How we have taken care of ourselves in the past and what we do now in that regard seem to have a positive effect on some of the results.  For example, we know, because of so much evidence, that diet and exercise play a big role in wellness in our quality of life.  We also know what not paying attention to diet and exercise can do to contribute to the negative and undesirable effects on our bodies, as well as on our minds and spirits. One question is why don’t we do what we know we should? Fear, self-doubt, laziness, procrastination, lack of motivation, lack of facilities seem to be among the culprits.  You may know of other reasons.


I believe it’s important for us to educate ourselves, and our older adult kids, about resources that include assisted living, palliative hospice care, states that permit medically assisted dying with dignity, memory care options, as well as VSED,  Voluntary Stopping Eating and Drinking.  Here is a link that describes that option:


We may be years away from having to make any of these choices.   I believe it is good to know ahead of time what the options are and why someone might prefer one over the other.  Suffice to say here that when the quality of life decreases significantly,  rather than continue to live with the accompanying suffering and pain, knowing that there are resources and choices beyond what we might have known about previously, we may be able to enjoy a level of comfort previously unimagined .  Many are reluctant to talk openly about these issues but a well-informed choice is better than a last-minute, rushed decision.

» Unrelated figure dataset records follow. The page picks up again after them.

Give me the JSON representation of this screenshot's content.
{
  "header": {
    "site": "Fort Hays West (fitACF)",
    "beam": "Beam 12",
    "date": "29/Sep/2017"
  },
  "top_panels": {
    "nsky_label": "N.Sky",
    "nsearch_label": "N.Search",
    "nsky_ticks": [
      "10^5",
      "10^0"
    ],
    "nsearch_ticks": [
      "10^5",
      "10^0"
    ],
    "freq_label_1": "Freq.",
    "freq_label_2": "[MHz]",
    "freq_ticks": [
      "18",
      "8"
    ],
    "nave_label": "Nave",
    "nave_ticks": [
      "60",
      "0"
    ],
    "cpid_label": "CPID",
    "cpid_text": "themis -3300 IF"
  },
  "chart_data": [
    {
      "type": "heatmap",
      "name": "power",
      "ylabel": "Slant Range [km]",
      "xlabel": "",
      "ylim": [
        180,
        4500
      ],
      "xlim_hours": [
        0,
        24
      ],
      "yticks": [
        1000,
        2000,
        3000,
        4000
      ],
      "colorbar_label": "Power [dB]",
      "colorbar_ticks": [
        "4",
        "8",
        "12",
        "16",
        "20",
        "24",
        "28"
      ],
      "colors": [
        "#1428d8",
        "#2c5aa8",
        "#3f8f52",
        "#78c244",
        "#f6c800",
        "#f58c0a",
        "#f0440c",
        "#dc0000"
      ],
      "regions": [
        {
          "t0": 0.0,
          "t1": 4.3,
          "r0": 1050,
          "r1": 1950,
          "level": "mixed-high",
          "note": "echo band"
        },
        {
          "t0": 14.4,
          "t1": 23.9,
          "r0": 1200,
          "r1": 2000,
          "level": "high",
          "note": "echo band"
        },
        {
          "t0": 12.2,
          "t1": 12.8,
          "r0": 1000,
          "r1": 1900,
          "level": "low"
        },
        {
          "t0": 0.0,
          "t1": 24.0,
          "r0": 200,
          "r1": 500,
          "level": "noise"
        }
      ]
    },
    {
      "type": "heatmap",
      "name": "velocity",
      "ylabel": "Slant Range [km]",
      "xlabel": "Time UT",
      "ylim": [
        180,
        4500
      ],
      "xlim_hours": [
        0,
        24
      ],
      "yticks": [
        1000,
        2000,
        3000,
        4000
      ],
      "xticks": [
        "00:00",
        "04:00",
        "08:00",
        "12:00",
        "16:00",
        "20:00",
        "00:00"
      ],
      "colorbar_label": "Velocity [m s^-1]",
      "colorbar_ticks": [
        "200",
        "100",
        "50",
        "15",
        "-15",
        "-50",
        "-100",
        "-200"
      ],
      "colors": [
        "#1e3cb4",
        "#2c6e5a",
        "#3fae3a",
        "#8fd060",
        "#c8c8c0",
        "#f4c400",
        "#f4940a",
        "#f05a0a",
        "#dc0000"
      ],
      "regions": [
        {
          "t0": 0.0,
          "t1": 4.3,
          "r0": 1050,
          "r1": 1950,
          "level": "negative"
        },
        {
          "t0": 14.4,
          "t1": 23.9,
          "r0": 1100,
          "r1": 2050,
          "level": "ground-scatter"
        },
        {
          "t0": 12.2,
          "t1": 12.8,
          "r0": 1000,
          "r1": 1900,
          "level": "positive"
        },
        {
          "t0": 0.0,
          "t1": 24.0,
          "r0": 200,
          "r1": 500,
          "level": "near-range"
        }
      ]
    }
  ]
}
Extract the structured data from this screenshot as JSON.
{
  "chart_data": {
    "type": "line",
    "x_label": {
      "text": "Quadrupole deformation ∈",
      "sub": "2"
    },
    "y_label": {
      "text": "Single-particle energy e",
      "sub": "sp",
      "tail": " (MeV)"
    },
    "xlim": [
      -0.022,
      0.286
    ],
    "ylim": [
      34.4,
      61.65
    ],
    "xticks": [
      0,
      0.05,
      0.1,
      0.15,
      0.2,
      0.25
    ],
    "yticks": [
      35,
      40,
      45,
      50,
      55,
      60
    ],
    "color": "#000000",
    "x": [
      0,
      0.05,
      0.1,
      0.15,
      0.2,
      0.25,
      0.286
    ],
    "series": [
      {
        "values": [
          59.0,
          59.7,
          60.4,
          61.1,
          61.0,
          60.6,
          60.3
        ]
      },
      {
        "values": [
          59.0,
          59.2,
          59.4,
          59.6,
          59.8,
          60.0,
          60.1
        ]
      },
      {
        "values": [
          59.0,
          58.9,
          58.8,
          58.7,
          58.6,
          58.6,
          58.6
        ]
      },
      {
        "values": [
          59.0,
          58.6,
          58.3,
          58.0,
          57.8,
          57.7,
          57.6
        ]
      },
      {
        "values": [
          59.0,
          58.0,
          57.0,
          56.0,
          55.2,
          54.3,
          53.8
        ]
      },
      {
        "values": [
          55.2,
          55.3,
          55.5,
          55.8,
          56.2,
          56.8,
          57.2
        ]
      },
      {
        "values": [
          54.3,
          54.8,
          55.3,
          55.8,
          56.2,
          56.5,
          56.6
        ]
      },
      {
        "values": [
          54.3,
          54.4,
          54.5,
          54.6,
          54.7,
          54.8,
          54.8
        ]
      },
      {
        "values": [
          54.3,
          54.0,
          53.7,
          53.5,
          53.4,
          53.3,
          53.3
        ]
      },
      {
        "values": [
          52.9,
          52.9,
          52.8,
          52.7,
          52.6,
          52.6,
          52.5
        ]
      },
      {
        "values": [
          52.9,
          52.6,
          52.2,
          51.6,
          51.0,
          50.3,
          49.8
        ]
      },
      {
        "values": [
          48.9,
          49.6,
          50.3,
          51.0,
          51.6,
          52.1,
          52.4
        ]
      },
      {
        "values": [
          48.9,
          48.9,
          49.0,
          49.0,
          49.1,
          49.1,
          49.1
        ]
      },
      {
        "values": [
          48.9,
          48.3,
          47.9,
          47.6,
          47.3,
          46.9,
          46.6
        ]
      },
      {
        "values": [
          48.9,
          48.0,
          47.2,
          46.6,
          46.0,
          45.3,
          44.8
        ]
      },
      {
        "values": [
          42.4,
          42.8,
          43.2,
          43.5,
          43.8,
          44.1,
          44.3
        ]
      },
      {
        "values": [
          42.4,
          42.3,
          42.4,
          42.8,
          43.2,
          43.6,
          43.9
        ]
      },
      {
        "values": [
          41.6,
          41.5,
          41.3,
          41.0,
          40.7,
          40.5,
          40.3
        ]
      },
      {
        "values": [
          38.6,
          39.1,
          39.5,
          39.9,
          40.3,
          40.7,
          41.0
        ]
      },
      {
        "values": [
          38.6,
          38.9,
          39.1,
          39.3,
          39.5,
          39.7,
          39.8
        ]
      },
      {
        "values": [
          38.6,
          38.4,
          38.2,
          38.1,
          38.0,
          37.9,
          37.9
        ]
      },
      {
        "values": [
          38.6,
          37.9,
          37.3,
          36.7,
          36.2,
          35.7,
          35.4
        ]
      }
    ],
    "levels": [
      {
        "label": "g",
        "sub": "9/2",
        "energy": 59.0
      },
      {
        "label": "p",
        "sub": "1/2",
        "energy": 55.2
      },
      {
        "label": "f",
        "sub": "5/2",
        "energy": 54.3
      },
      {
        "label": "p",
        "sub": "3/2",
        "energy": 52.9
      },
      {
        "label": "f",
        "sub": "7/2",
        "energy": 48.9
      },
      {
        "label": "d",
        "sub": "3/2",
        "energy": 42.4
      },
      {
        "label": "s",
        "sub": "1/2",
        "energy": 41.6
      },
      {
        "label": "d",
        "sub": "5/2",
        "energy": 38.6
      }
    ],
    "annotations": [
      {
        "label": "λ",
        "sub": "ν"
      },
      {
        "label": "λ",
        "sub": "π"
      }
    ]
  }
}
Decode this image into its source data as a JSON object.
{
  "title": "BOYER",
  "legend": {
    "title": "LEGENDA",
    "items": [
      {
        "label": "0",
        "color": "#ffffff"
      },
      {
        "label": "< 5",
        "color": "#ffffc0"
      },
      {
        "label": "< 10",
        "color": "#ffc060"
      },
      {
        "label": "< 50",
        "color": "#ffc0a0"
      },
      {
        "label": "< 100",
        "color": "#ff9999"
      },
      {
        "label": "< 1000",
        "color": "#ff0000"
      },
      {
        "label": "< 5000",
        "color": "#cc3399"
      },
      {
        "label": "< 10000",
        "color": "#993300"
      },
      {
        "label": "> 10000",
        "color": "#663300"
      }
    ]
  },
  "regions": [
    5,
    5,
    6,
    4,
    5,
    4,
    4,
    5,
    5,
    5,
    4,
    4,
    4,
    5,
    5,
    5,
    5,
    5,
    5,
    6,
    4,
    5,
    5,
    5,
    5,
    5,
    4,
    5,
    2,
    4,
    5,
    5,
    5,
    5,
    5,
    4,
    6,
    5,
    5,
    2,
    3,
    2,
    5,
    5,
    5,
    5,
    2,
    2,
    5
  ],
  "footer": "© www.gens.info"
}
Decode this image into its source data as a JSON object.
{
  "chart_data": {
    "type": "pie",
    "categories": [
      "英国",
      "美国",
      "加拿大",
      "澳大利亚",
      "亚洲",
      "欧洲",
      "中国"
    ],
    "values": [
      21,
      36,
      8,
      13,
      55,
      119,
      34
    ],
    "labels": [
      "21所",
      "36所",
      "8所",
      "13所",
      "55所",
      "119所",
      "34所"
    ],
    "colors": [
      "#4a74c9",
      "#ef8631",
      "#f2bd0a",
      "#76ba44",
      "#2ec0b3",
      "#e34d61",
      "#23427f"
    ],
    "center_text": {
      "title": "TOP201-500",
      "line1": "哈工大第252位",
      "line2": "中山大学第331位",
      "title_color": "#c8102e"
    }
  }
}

In closing, from Florida Scott-Maxwell’s “Measure of My Days”.  “…as we age we are more alive than seems likely, convenient, or even bearable.  Too often our problem is the fervour of life within us….who are we to carry so much life and what are we to do with it?”

Comments (2)

  1. What a thoughtful post. Quality of life is, in the end, more important than hanging on in a painful and/or diminished state. I embrace the next adventure

    1. Thanks, Tom. When we are looking forward to the “next adventure” there is a sense of vitality that helps to keep us moving forward. What we say is that we make plans, just in case. Best insurance you can have for the future are some exciting plans. We’re planning to take up part-time residence in Mexico. How about you?